Compute chi^2-statistic for chi^2 goodness-of-fit test on proportions of categories of a categorical variable (Chi2GOFScore)

class cerebstats.stat_scores.chi2GOFScore.Chi2GOFScore(*args: Any, **kwargs: Any)

Compute chi2-statistic for chi-squared goodness-of-fit Test of proportions.

One may think of this as a one-way contingency table.

sample size

\(n\)

\(k\) categories of a categorial variable of interest

\(x_1\)

\(x_2\)

\(\ldots\)

\(x_k\)

observations

\(O_1\)

\(O_2\)

\(\ldots\)

\(O_k\)

probabilities

\(p_1\)

\(p_2\)

\(\ldots\)

\(p_k\)

expected

\(np_1\)

\(np_2\)

\(\ldots\)

\(np_k\)

Notice that for probabilities of k categories \(\sum_{\forall i} p_i = 1\).
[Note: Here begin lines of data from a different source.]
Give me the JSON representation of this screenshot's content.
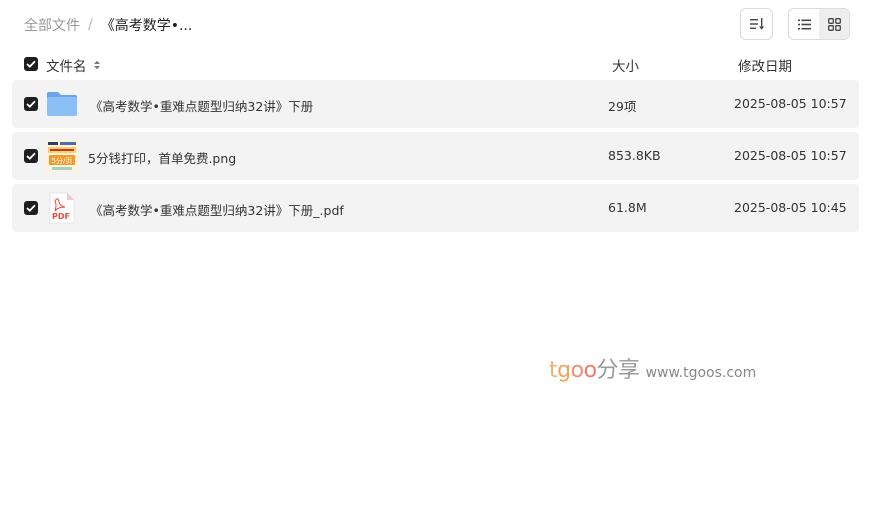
{
  "breadcrumb": {
    "root": "全部文件",
    "separator": "/",
    "current": "《高考数学•..."
  },
  "toolbar": {
    "sort_icon": "sort-lines-icon",
    "list_view_icon": "list-view-icon",
    "grid_view_icon": "grid-view-icon",
    "active_view": "list"
  },
  "columns": {
    "name": "文件名",
    "size": "大小",
    "date": "修改日期"
  },
  "files": [
    {
      "name": "《高考数学•重难点题型归纳32讲》下册",
      "size": "29项",
      "date": "2025-08-05 10:57",
      "type": "folder",
      "checked": true
    },
    {
      "name": "5分钱打印，首单免费.png",
      "size": "853.8KB",
      "date": "2025-08-05 10:57",
      "type": "image",
      "checked": true,
      "thumb_text": "5分/页"
    },
    {
      "name": "《高考数学•重难点题型归纳32讲》下册_.pdf",
      "size": "61.8M",
      "date": "2025-08-05 10:45",
      "type": "pdf",
      "checked": true,
      "icon_label": "PDF"
    }
  ],
  "watermark": {
    "brand_parts": [
      "t",
      "g",
      "o",
      "o",
      "分享"
    ],
    "url": "www.tgoos.com"
  },
  "colors": {
    "checkbox": "#1f1f1f",
    "row_bg": "#f3f3f3",
    "folder": "#7fb3ee",
    "pdf": "#e8493c",
    "wm_t": "#f3b26b",
    "wm_g": "#f0a35a",
    "wm_o1": "#ef9079",
    "wm_o2": "#f47a6e",
    "wm_share": "#999999"
  }
}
The expected counts for each category can be derived from it (or already given) such that \(\sum_{\forall i} np_i = n\).

Definitions

Interpretation

\(n\)

sample size; total number of experiments done

\(k\)

number of categorical variables

\(O_i\)

observed count (frequency) for \(i^{th}\) variable

\(p_i\)

probability for \(i^{th}\) category such that \(\sum_{\forall i} p_i = 1\)

\(E_i\)

expected count for \(i^{th}\) category such that \(E_i = n p_i\)

test-statistic

\(\chi^2 = \sum_{\forall i} \frac{(O_i - E_i)^2}{E_i}\)

\(df\)

degrees of freedom, \(df = k-1\)

Note the modification made when compared with a two-way \(\chi^2\) test is

  • the calculation of expected counts \(E_i = n p_i\)
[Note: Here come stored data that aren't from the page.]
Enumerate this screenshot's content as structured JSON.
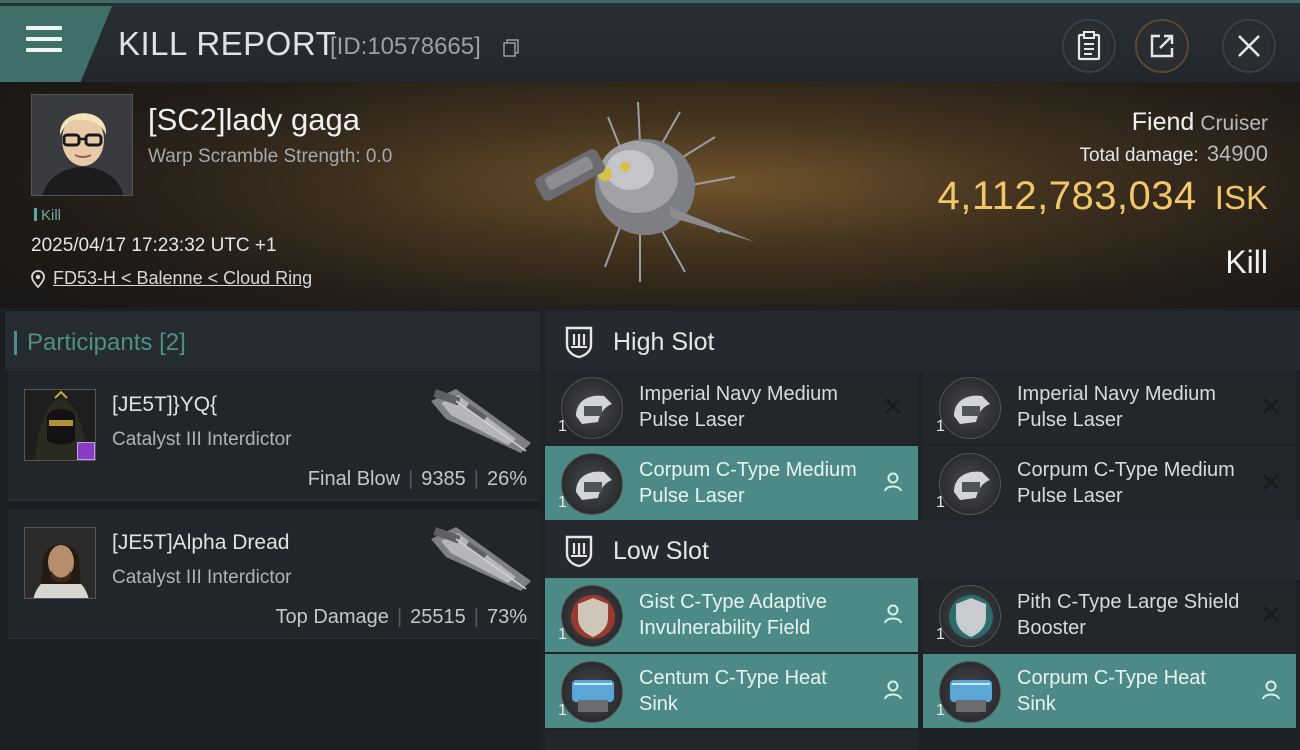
{
  "header": {
    "title": "KILL REPORT",
    "report_id": "[ID:10578665]"
  },
  "victim": {
    "name": "[SC2]lady gaga",
    "warp_strength": "Warp Scramble Strength: 0.0",
    "kill_tag": "Kill",
    "datetime": "2025/04/17 17:23:32 UTC +1",
    "location": "FD53-H < Balenne < Cloud Ring",
    "ship_name": "Fiend",
    "ship_class": "Cruiser",
    "damage_label": "Total damage:",
    "damage_value": "34900",
    "isk_value": "4,112,783,034",
    "isk_unit": "ISK",
    "result": "Kill"
  },
  "participants": {
    "title": "Participants",
    "count": "[2]",
    "rows": [
      {
        "name": "[JE5T]}YQ{",
        "ship": "Catalyst III Interdictor",
        "role": "Final Blow",
        "damage": "9385",
        "percent": "26%"
      },
      {
        "name": "[JE5T]Alpha Dread",
        "ship": "Catalyst III Interdictor",
        "role": "Top Damage",
        "damage": "25515",
        "percent": "73%"
      }
    ]
  },
  "fitting": {
    "high_slot_label": "High Slot",
    "low_slot_label": "Low Slot",
    "high": [
      {
        "qty": "1",
        "name": "Imperial Navy Medium Pulse Laser",
        "icon": "pulse-laser-icon",
        "action": "x"
      },
      {
        "qty": "1",
        "name": "Imperial Navy Medium Pulse Laser",
        "icon": "pulse-laser-icon",
        "action": "x"
      },
      {
        "qty": "1",
        "name": "Corpum C-Type Medium Pulse Laser",
        "icon": "pulse-laser-icon",
        "action": "person"
      },
      {
        "qty": "1",
        "name": "Corpum C-Type Medium Pulse Laser",
        "icon": "pulse-laser-icon",
        "action": "x"
      }
    ],
    "low": [
      {
        "qty": "1",
        "name": "Gist C-Type Adaptive Invulnerability Field",
        "icon": "shield-field-icon",
        "action": "person"
      },
      {
        "qty": "1",
        "name": "Pith C-Type Large Shield Booster",
        "icon": "shield-booster-icon",
        "action": "x"
      },
      {
        "qty": "1",
        "name": "Centum C-Type Heat Sink",
        "icon": "heat-sink-icon",
        "action": "person"
      },
      {
        "qty": "1",
        "name": "Corpum C-Type Heat Sink",
        "icon": "heat-sink-icon",
        "action": "person"
      }
    ]
  },
  "colors": {
    "accent": "#4c8b85",
    "isk_gold": "#f3c66a",
    "badge_purple": "#8b3cc4"
  }
}
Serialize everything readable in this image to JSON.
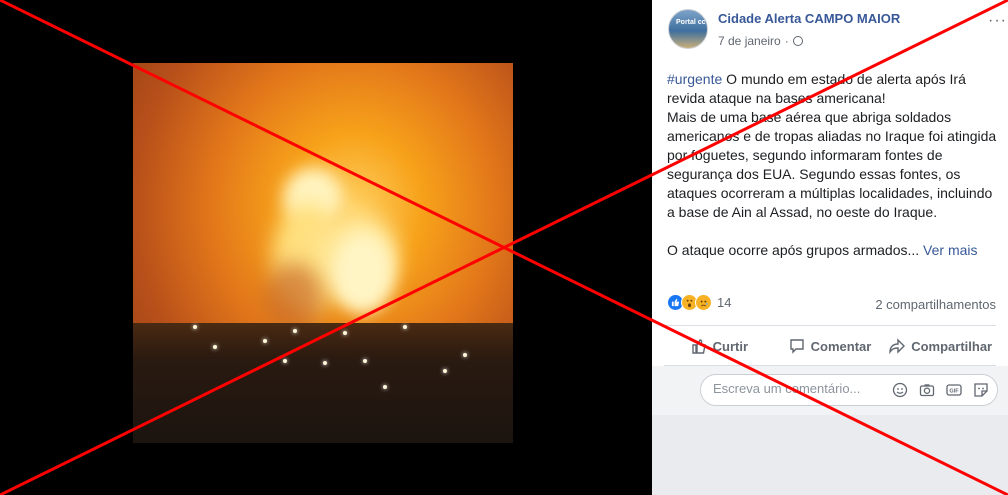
{
  "post": {
    "page_name": "Cidade Alerta CAMPO MAIOR",
    "avatar_text": "Portal cc",
    "date": "7 de janeiro",
    "separator": "·",
    "more": "···",
    "hashtag": "#urgente",
    "headline": " O mundo em estado de alerta após Irá revida ataque na bases americana!",
    "body": "Mais de uma base aérea que abriga soldados americanos e de tropas aliadas no Iraque foi atingida por foguetes, segundo informaram fontes de segurança dos EUA. Segundo essas fontes, os ataques ocorreram a múltiplas localidades, incluindo a base de Ain al Assad, no oeste do Iraque.",
    "teaser": "O ataque ocorre após grupos armados...",
    "see_more": "Ver mais"
  },
  "reactions": {
    "count": "14",
    "shares": "2 compartilhamentos",
    "icons": [
      "like-icon",
      "wow-icon",
      "sad-icon"
    ]
  },
  "actions": {
    "like_label": "Curtir",
    "comment_label": "Comentar",
    "share_label": "Compartilhar"
  },
  "comment": {
    "placeholder": "Escreva um comentário...",
    "icons": [
      "emoji-icon",
      "camera-icon",
      "gif-icon",
      "sticker-icon"
    ]
  },
  "colors": {
    "link": "#385898",
    "overlay_x": "#ff0000",
    "like": "#1877f2"
  }
}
  • the degree of freedom \(df = k-1\)

This class uses scipy.stats.chisquare.

Use Case:

x = Chi2GOFScoreForProportionChi2GOFTest.compute( observation, prediction )
score = Chi2GOFScoreForProportionChi2GOFTest(x)
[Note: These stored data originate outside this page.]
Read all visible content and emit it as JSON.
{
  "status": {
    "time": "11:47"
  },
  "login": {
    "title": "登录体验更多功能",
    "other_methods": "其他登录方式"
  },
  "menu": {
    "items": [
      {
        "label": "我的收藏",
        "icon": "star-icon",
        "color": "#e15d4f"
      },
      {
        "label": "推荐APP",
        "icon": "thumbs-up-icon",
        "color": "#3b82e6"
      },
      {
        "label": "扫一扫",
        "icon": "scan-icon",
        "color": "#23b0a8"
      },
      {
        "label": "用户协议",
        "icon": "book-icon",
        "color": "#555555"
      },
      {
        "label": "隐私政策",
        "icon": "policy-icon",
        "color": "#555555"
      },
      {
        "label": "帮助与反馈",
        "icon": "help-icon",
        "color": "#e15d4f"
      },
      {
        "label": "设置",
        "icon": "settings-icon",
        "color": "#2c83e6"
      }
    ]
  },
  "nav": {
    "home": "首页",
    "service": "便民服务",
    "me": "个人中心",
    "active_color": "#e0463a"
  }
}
Note: As part of the SciUnit framework this custom TScore should have the following methods,

  • compute() (class method)

  • sort_key() (property)

  • __str__()

classmethod compute(observation, prediction)

Argument

Value type

first argument

dictionary; observation/experimental data must have keys “sample_size” with a number as its value and “observed_freq” whose value is an array

second argument

dictionary; model prediction must have either “probabilities” or “expected” whose value is an array (same length as “observed_freq”)

Note:

  • chi squared tests (for goodness-of-fit or contingency table) by nature are two-sided so there is not option for one-sidedness.